Although it is possible to identify many aspects of the NAI that are broken, this report focuses on four areas in particular:
1) the effectiveness of the NAI opt-out cookie as the primary tool for stopping tracking;
2) the applicability of the NAI to types of tracking that extend beyond the traditional cookie and to business models not expressly covered by the NAI;
3) the constantly shifting membership of the NAI; and
4) auditing and enforcement of the NAI.

The National Advertising Initiative: Beyond Cookies – Tracking Technologies are not Always Exposed or Visible to Consumers

A traditional cookie as defined by the NAI is not the only persistent identifier and tracker available to network advertisers and marketers anymore. New technologies and techniques have become routine business practice since the original NAI was written, particularly in the area of persistent identifiers and tracking technologies. A rich array of browser cache cookies, Flash cookies, and other non-NAI-covered tracking techniques not only exist, but are in use today.

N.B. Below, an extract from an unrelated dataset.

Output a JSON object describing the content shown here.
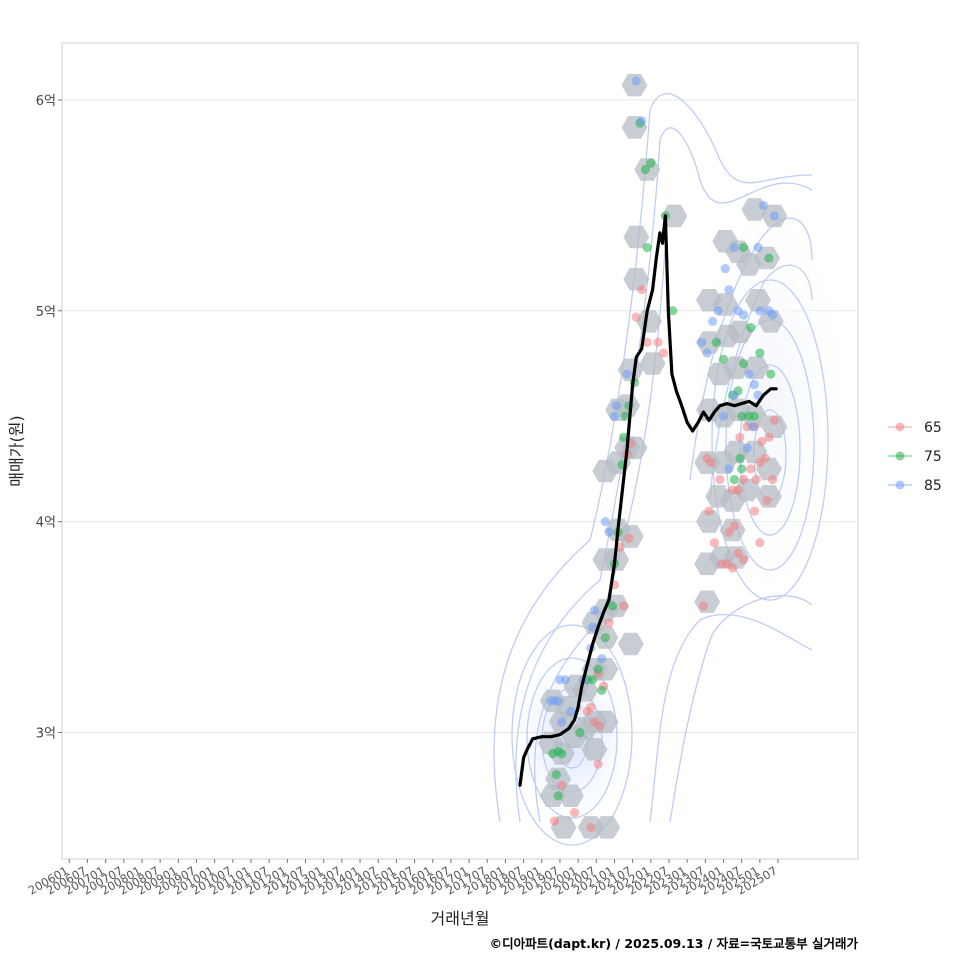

The National Advertising Initiative: Notice – Still Not Clear or Conspicuous

One of the issues raised in the FTC reports to Congress about online behavioral profiling was notice. The FTC and the NAI promised “robust” enforcement of notice. Unfortunately, because the foundational understandings of the NAI are out of date, the NAI ideas of notice that flow from those understandings are also out of date.